Many readers commenting on the (mis)application of a marketability discount in New York statutory appraisal actions agree the problem lies with judges who lack training in valuation concepts and often build their value determinations on questionable or stale precedent (see last week’s BVWire). Chris Mercer (Mercer Capital) says a case in point is the seminal Beway case, in which the Court of Appeals of New York “approved a methodology for fixing the fair value of minority shares in a close corporation.” Mercer points out that the case was published many (20!) years ago, and the court, in discussing marketability discounts, relied on old restricted stock data.
Blog series: Mercer also joins those valuators who argue that if appraisers hope to achieve sounder valuation-related outcomes in statutory fair value cases, they have to do a better job in their analysis and in educating judges. Courts, Mercer says, “have not been consistently provided with good valuation analysis and vocabulary.” To improve matters, he is writing a series of blog posts on “Statutory Fair Value and Business Valuation.” In Post No. 7, he examines the original levels of value chart and how and why it has morphed from three to four levels over time. A future post will “examine the cash flow and risk characteristics associated with each of the four levels,” he writes. The overall goal of the series is to "create a theoretical framework and vocabulary with which we can talk about the valuation concepts that arise in statutory fair value determinations,” he says. For more on the post, click here.

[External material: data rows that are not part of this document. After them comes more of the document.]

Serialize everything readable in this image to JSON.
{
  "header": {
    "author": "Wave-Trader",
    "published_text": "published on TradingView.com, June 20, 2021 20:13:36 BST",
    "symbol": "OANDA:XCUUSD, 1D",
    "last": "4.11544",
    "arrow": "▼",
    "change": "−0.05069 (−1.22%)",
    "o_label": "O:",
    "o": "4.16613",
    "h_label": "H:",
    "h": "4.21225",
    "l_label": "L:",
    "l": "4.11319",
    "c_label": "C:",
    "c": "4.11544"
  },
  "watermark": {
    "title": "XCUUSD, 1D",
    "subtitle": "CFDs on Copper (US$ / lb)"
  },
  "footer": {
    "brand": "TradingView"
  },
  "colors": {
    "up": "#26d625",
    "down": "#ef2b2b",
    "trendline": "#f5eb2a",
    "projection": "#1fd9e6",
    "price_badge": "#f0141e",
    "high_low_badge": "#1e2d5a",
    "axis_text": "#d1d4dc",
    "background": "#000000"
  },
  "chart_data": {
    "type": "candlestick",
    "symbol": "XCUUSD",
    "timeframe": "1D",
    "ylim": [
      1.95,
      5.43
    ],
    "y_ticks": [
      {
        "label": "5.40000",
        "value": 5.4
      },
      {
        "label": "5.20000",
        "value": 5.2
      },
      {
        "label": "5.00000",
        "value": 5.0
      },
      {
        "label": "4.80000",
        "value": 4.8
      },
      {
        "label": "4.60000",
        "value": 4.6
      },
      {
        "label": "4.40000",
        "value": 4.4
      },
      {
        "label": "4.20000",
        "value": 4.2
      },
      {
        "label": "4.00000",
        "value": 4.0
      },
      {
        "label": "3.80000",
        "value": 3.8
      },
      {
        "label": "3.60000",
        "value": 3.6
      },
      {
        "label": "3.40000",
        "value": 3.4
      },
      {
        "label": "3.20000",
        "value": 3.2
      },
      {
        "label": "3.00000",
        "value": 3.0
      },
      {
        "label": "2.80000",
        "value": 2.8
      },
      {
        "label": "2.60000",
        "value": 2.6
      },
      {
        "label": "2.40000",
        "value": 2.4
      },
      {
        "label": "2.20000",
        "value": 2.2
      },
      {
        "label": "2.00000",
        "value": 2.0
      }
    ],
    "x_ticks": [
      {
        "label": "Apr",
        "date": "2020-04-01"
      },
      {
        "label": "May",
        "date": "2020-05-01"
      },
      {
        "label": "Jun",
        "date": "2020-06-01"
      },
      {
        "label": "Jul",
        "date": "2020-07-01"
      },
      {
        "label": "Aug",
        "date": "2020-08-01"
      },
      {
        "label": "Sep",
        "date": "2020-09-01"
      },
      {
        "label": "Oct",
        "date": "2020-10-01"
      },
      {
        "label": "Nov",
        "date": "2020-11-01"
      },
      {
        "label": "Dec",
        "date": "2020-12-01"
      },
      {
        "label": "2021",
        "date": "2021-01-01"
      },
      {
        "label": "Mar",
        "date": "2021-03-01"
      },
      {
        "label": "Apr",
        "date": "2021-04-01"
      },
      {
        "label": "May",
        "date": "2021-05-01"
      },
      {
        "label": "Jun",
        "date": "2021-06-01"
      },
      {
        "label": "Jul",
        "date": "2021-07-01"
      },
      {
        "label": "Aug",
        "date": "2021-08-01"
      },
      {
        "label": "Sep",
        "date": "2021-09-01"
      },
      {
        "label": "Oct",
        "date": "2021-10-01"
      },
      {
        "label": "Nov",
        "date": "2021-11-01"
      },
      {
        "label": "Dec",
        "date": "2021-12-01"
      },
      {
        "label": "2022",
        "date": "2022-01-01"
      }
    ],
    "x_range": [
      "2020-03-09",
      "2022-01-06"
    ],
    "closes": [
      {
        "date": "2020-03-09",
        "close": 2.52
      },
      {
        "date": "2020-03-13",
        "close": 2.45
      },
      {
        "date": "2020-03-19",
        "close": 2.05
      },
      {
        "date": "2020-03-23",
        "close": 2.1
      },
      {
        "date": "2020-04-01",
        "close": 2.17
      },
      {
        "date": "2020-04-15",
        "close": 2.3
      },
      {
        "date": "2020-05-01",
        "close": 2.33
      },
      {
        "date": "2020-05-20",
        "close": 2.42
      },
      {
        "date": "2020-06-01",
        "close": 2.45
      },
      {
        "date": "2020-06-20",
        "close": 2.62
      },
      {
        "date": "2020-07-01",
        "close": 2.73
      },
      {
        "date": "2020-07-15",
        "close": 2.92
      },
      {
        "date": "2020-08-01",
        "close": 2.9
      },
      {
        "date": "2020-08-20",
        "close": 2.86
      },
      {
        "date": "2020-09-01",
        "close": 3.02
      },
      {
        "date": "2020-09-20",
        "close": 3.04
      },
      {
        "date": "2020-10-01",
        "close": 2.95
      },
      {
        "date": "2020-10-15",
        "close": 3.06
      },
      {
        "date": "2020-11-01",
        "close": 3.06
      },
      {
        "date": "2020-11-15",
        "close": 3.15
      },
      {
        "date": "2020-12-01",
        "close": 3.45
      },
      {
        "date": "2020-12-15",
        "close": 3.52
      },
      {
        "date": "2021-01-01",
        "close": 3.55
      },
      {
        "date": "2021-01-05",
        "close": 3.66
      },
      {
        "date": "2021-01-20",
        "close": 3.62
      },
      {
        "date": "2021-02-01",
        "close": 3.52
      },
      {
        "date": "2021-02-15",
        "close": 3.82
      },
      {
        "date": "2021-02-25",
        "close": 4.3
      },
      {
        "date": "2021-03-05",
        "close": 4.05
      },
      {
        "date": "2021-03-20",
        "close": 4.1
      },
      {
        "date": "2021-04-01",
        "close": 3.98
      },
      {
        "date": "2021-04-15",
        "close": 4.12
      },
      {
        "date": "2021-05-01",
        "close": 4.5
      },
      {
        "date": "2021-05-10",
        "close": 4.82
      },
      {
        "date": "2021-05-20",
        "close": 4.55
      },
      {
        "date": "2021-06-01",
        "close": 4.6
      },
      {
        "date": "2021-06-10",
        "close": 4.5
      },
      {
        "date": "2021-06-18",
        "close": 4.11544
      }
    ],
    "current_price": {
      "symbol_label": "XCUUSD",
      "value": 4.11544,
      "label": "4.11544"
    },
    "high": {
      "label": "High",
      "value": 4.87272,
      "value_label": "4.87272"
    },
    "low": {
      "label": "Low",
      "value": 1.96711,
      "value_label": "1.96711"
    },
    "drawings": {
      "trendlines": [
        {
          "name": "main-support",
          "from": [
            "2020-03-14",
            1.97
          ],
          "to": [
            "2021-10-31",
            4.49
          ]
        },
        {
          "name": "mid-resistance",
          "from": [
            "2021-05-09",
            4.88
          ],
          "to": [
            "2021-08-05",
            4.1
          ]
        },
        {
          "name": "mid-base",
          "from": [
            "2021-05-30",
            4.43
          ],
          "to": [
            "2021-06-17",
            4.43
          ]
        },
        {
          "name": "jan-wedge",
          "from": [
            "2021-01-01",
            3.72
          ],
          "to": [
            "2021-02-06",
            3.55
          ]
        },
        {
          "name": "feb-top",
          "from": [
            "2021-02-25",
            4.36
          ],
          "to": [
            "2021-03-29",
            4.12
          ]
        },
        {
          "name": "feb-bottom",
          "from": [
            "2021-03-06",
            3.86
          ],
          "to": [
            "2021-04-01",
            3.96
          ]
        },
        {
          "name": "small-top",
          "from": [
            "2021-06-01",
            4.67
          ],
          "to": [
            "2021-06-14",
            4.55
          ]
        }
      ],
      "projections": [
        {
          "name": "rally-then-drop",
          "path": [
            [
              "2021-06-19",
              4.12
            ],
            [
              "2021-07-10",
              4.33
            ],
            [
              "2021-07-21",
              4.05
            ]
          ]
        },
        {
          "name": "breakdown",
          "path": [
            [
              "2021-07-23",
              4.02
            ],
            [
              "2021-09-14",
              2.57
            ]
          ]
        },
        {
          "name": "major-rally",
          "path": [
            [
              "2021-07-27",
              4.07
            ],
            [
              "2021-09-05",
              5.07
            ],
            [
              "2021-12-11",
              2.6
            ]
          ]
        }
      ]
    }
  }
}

Other reading: An article, “NY’s Unfair Application of Shareholder-Level Marketability Discounts,” written by Gil Matthews and Michelle Patterson (both with Sutter Securities) appears in the January issue of Business Valuation Update. In the March issue, William C. Quackenbush (Advent Valuation Advisors), former chair of the ASA's business valuation committee, presents a follow-up article to Matthews and Patterson.